Gustavo Espinoza M. *

Vero Volante anversoUma vez mais entra em debate o tema geracional. Alguns entusiastas, deslumbrados com a imagem brilhante de Verónica Mendoza, a candidata presidencial da denominada “Frente Ampla”, voltaram a proclamar o surgimento de uma “nova e moderna esquerda”, diferente – e distante – dessa “velha esquerda” que consideram “fracassada e obsoleta”.

Na abordagem desta questão em algum momento me permiti recordar um comentário de Mariátegui referente à célebre frase de Manuel González Prada –“Os jovens à ação, os velhos ao túmulo”-  Naquele momento, citei de memória, de modo que não estava exata. Felizmente, e com paciência, encontrei a referência correta que me parece oportuno evocar.
Foi Armando Bazán, em seu ensaio biográfico intitulado “Mariátegui e seu tempo”, editado pela Biblioteca Amauta em 1970, na página 81, que atribuiu a José Carlos o comentário preciso: “Os velhos ao túmulo; os jovens à ação … Está muito bem. Mas, de que velhos e de que jovens se trata? Porque vi marchar os jovens fascistas romanos ao compasso da Giovanezza o hino oficial do fascismo italiano. Há muitos jovens que têm os sinais da decrepitude na testa. E o velho Jean Jaurés era o espírito mais jovem da França…”   

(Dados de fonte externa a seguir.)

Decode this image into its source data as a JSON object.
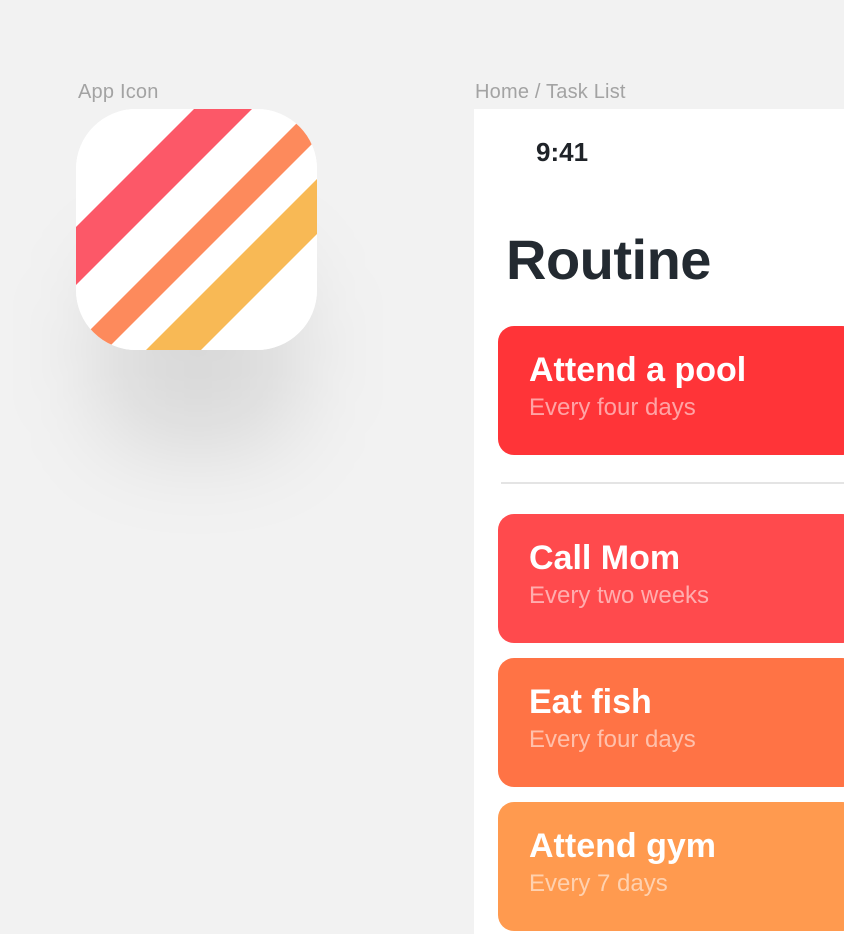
{
  "labels": {
    "app_icon": "App Icon",
    "home": "Home / Task List"
  },
  "app_icon": {
    "stripe_colors": [
      "#fc5868",
      "#fd8a5c",
      "#f8b955"
    ]
  },
  "phone": {
    "status_time": "9:41",
    "title": "Routine",
    "tasks": [
      {
        "title": "Attend a pool",
        "subtitle": "Every four days",
        "color": "#ff3438"
      },
      {
        "title": "Call Mom",
        "subtitle": "Every two weeks",
        "color": "#ff4a4d"
      },
      {
        "title": "Eat fish",
        "subtitle": "Every four days",
        "color": "#ff7345"
      },
      {
        "title": "Attend gym",
        "subtitle": "Every 7 days",
        "color": "#ff9a4f"
      }
    ]
  }
}
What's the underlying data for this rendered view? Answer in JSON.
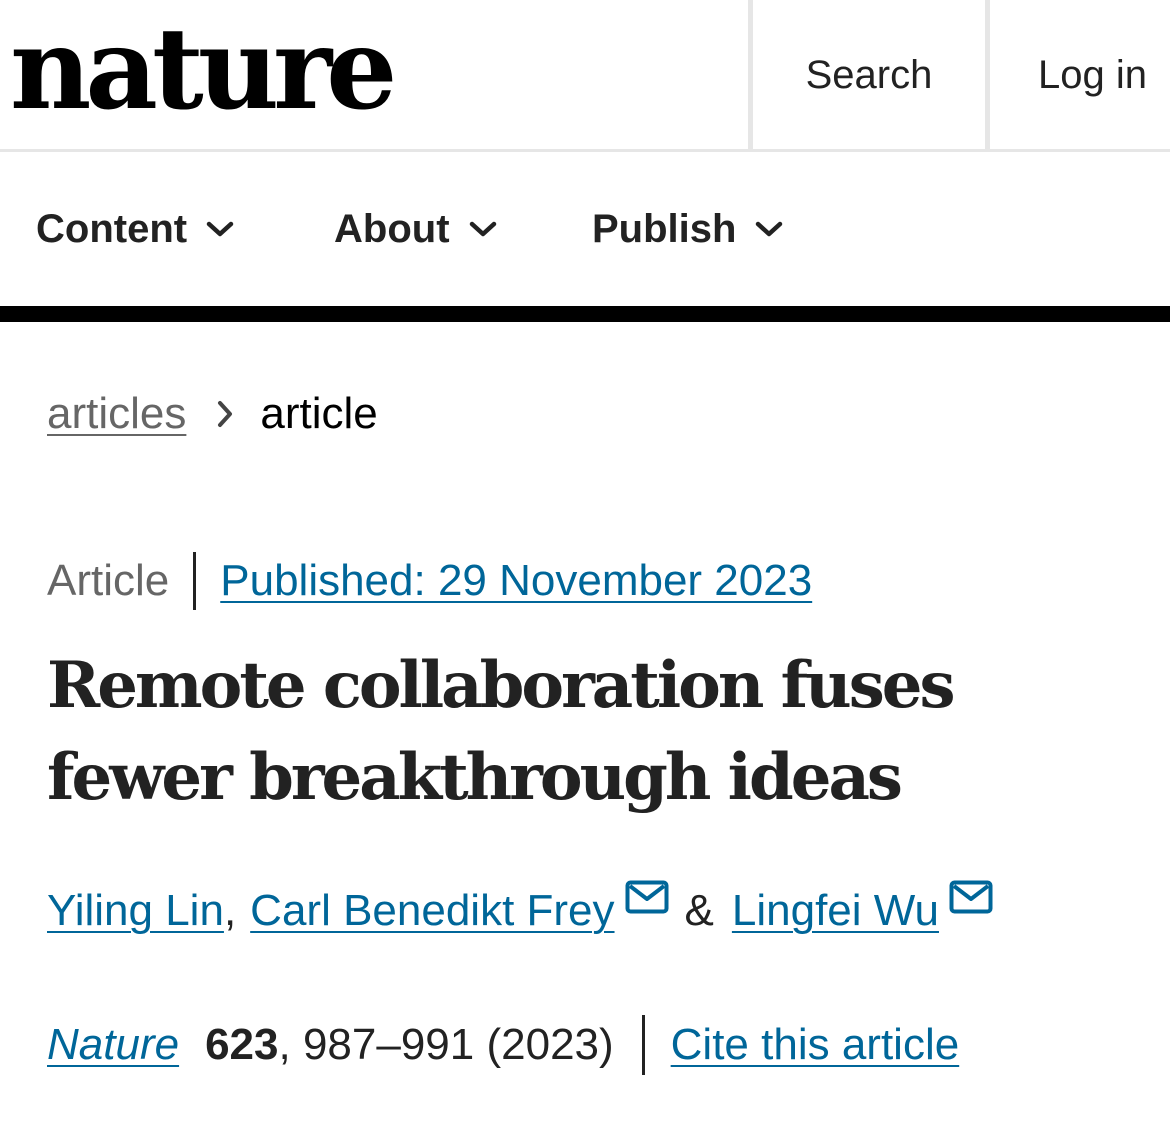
{
  "header": {
    "logo": "nature",
    "search_label": "Search",
    "login_label": "Log in"
  },
  "nav": {
    "items": [
      {
        "label": "Content"
      },
      {
        "label": "About"
      },
      {
        "label": "Publish"
      }
    ]
  },
  "breadcrumb": {
    "parent": "articles",
    "current": "article"
  },
  "article": {
    "type": "Article",
    "published": "Published: 29 November 2023",
    "title": "Remote collaboration fuses fewer breakthrough ideas",
    "authors": [
      {
        "name": "Yiling Lin"
      },
      {
        "name": "Carl Benedikt Frey"
      },
      {
        "name": "Lingfei Wu"
      }
    ],
    "separators": {
      "comma": ",",
      "and": "&"
    },
    "citation": {
      "journal": "Nature",
      "volume": "623",
      "pages": ", 987–991 (2023)",
      "cite_label": "Cite this article"
    }
  },
  "colors": {
    "link": "#006699",
    "text": "#222222",
    "muted": "#666666",
    "rule": "#000000",
    "divider": "#e6e6e6"
  },
  "icons": {
    "nav_chevron": "chevron-down-icon",
    "breadcrumb_separator": "chevron-right-icon",
    "author_contact": "mail-icon"
  }
}
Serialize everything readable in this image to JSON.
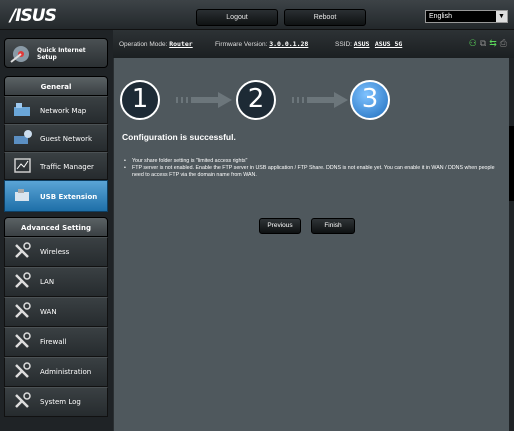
{
  "brand": "/ISUS",
  "topbar": {
    "logout_label": "Logout",
    "reboot_label": "Reboot",
    "language": "English"
  },
  "sidebar": {
    "quick_setup_label": "Quick Internet Setup",
    "general_header": "General",
    "general_items": [
      {
        "label": "Network Map",
        "icon": "network-map-icon"
      },
      {
        "label": "Guest Network",
        "icon": "guest-network-icon"
      },
      {
        "label": "Traffic Manager",
        "icon": "traffic-manager-icon"
      },
      {
        "label": "USB Extension",
        "icon": "usb-extension-icon",
        "active": true
      }
    ],
    "advanced_header": "Advanced Setting",
    "advanced_items": [
      {
        "label": "Wireless",
        "icon": "wrench-icon"
      },
      {
        "label": "LAN",
        "icon": "wrench-icon"
      },
      {
        "label": "WAN",
        "icon": "wrench-icon"
      },
      {
        "label": "Firewall",
        "icon": "wrench-icon"
      },
      {
        "label": "Administration",
        "icon": "wrench-icon"
      },
      {
        "label": "System Log",
        "icon": "wrench-icon"
      }
    ]
  },
  "status": {
    "op_mode_label": "Operation Mode:",
    "op_mode_value": "Router",
    "fw_label": "Firmware Version:",
    "fw_value": "3.0.0.1.28",
    "ssid_label": "SSID:",
    "ssid_1": "ASUS",
    "ssid_2": "ASUS_5G"
  },
  "wizard": {
    "steps": [
      "1",
      "2",
      "3"
    ],
    "current_step": 3,
    "title": "Configuration is successful.",
    "messages": [
      "Your share folder setting is \"limited access rights\"",
      "FTP server is not enabled. Enable the FTP server in USB application / FTP Share. DDNS is not enable yet. You can enable it in WAN / DDNS when people need to access FTP via the domain name from WAN."
    ],
    "previous_label": "Previous",
    "finish_label": "Finish"
  },
  "colors": {
    "accent": "#2f7fc0",
    "panel": "#4f585d",
    "background": "#1f2326"
  }
}
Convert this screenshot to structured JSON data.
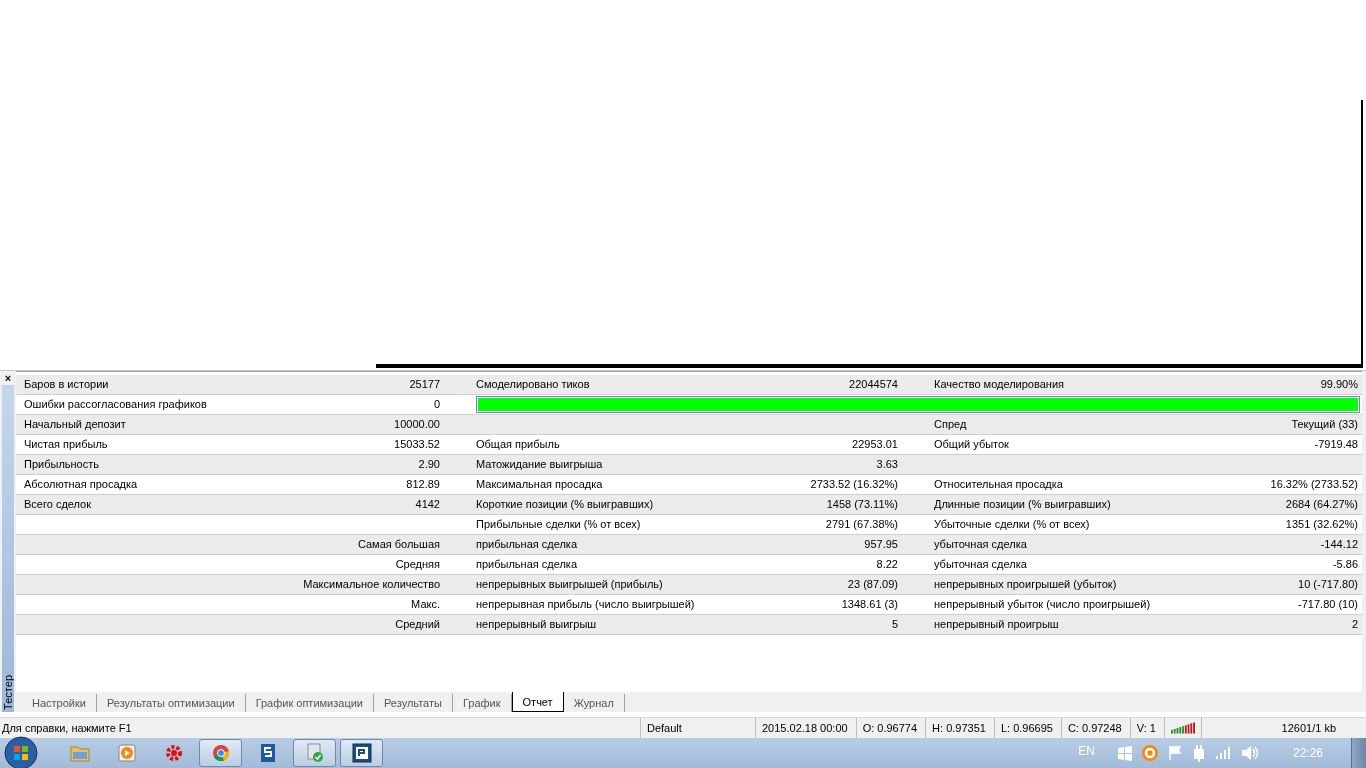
{
  "panel": {
    "close": "×",
    "title": "Тестер"
  },
  "report": {
    "rows": [
      {
        "cells": [
          {
            "kind": "pair",
            "label": "Баров в истории",
            "value": "25177"
          },
          {
            "kind": "pair",
            "label": "Смоделировано тиков",
            "value": "22044574"
          },
          {
            "kind": "pair",
            "label": "Качество моделирования",
            "value": "99.90%"
          }
        ]
      },
      {
        "cells": [
          {
            "kind": "pair",
            "label": "Ошибки рассогласования графиков",
            "value": "0"
          },
          {
            "kind": "bar",
            "level": 1
          }
        ]
      },
      {
        "cells": [
          {
            "kind": "pair",
            "label": "Начальный депозит",
            "value": "10000.00"
          },
          {
            "kind": "empty"
          },
          {
            "kind": "pair",
            "label": "Спред",
            "value": "Текущий (33)"
          }
        ]
      },
      {
        "cells": [
          {
            "kind": "pair",
            "label": "Чистая прибыль",
            "value": "15033.52"
          },
          {
            "kind": "pair",
            "label": "Общая прибыль",
            "value": "22953.01"
          },
          {
            "kind": "pair",
            "label": "Общий убыток",
            "value": "-7919.48"
          }
        ]
      },
      {
        "cells": [
          {
            "kind": "pair",
            "label": "Прибыльность",
            "value": "2.90"
          },
          {
            "kind": "pair",
            "label": "Матожидание выигрыша",
            "value": "3.63"
          },
          {
            "kind": "empty"
          }
        ]
      },
      {
        "cells": [
          {
            "kind": "pair",
            "label": "Абсолютная просадка",
            "value": "812.89"
          },
          {
            "kind": "pair",
            "label": "Максимальная просадка",
            "value": "2733.52 (16.32%)"
          },
          {
            "kind": "pair",
            "label": "Относительная просадка",
            "value": "16.32% (2733.52)"
          }
        ]
      },
      {
        "cells": [
          {
            "kind": "pair",
            "label": "Всего сделок",
            "value": "4142"
          },
          {
            "kind": "pair",
            "label": "Короткие позиции (% выигравших)",
            "value": "1458 (73.11%)"
          },
          {
            "kind": "pair",
            "label": "Длинные позиции (% выигравших)",
            "value": "2684 (64.27%)"
          }
        ]
      },
      {
        "cells": [
          {
            "kind": "empty"
          },
          {
            "kind": "pair",
            "label": "Прибыльные сделки (% от всех)",
            "value": "2791 (67.38%)"
          },
          {
            "kind": "pair",
            "label": "Убыточные сделки (% от всех)",
            "value": "1351 (32.62%)"
          }
        ]
      },
      {
        "cells": [
          {
            "kind": "heading",
            "label": "Самая большая"
          },
          {
            "kind": "pair",
            "label": "прибыльная сделка",
            "value": "957.95"
          },
          {
            "kind": "pair",
            "label": "убыточная сделка",
            "value": "-144.12"
          }
        ]
      },
      {
        "cells": [
          {
            "kind": "heading",
            "label": "Средняя"
          },
          {
            "kind": "pair",
            "label": "прибыльная сделка",
            "value": "8.22"
          },
          {
            "kind": "pair",
            "label": "убыточная сделка",
            "value": "-5.86"
          }
        ]
      },
      {
        "cells": [
          {
            "kind": "heading",
            "label": "Максимальное количество"
          },
          {
            "kind": "pair",
            "label": "непрерывных выигрышей (прибыль)",
            "value": "23 (87.09)"
          },
          {
            "kind": "pair",
            "label": "непрерывных проигрышей (убыток)",
            "value": "10 (-717.80)"
          }
        ]
      },
      {
        "cells": [
          {
            "kind": "heading",
            "label": "Макс."
          },
          {
            "kind": "pair",
            "label": "непрерывная прибыль (число выигрышей)",
            "value": "1348.61 (3)"
          },
          {
            "kind": "pair",
            "label": "непрерывный убыток (число проигрышей)",
            "value": "-717.80 (10)"
          }
        ]
      },
      {
        "cells": [
          {
            "kind": "heading",
            "label": "Средний"
          },
          {
            "kind": "pair",
            "label": "непрерывный выигрыш",
            "value": "5"
          },
          {
            "kind": "pair",
            "label": "непрерывный проигрыш",
            "value": "2"
          }
        ]
      }
    ]
  },
  "tabs": [
    {
      "label": "Настройки",
      "selected": false
    },
    {
      "label": "Результаты оптимизации",
      "selected": false
    },
    {
      "label": "График оптимизации",
      "selected": false
    },
    {
      "label": "Результаты",
      "selected": false
    },
    {
      "label": "График",
      "selected": false
    },
    {
      "label": "Отчет",
      "selected": true
    },
    {
      "label": "Журнал",
      "selected": false
    }
  ],
  "status_bar": {
    "help": "Для справки, нажмите F1",
    "profile": "Default",
    "fields": [
      "2015.02.18 00:00",
      "O: 0.96774",
      "H: 0.97351",
      "L: 0.96695",
      "C: 0.97248",
      "V: 1"
    ],
    "traffic": "12601/1 kb"
  },
  "taskbar": {
    "apps": [
      {
        "kind": "folder",
        "open": false
      },
      {
        "kind": "player",
        "open": false
      },
      {
        "kind": "gear",
        "open": false
      },
      {
        "kind": "browser",
        "open": true
      },
      {
        "kind": "document",
        "open": false
      },
      {
        "kind": "shield",
        "open": true
      },
      {
        "kind": "terminal",
        "open": true
      }
    ],
    "language": "EN",
    "time": "22:26"
  }
}
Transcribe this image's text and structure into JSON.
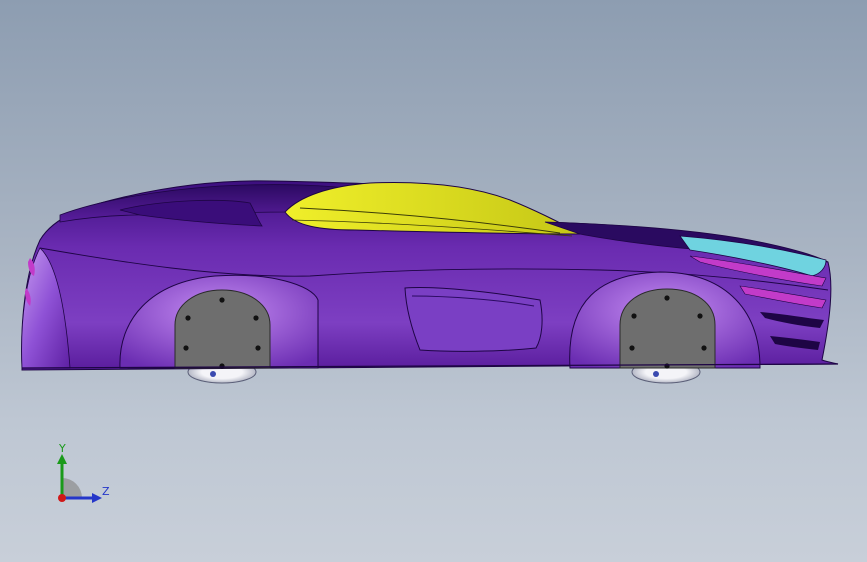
{
  "viewport": {
    "background_top": "#8d9db1",
    "background_bottom": "#c8cfd9"
  },
  "model": {
    "body_color": "#6a2bb0",
    "window_color": "#d6d81a",
    "wheel_color": "#6e6e6e",
    "accent_color": "#c23bc9",
    "light_color": "#6fd3e0"
  },
  "triad": {
    "y_label": "Y",
    "z_label": "Z",
    "y_color": "#1a9a1a",
    "z_color": "#2436c9",
    "origin_color": "#d01818"
  }
}
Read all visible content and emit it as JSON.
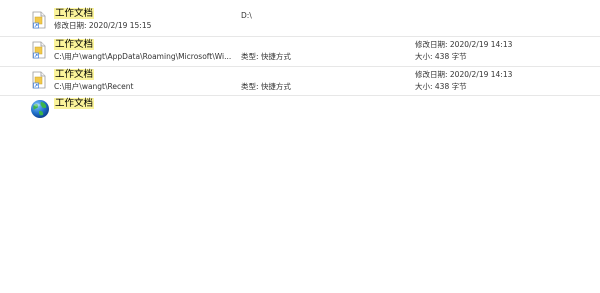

Era um modo muito gráfico de mostrar que, para ele, a linha que divide as sociedades não é horizontal, e sim vertical. Não corta a torta da vida pela metade proclamando “jovens” os que têm menos de 40 anos e “velhos” os que têm mais do que isso. Admite que há jovens precocemente envelhecidos – poderíamos dizer, como aqueles que hoje olham com deleite Keiko Fujimori ou García – e velhos que simbolizam, com palavras e ações, a mensagem da juventude do mundo.
E de fato é assim. Em sociedades como a nossa, lamentavelmente, a frivolidade e o consumismo devoram certas consciências juvenis. E há rapazes e moças que poderiam lutar por altos ideais, mas que se deixam ganhar por prédicas inconsistentes de menor importância. Perdem sua rebeldia, e, portanto, sua essência.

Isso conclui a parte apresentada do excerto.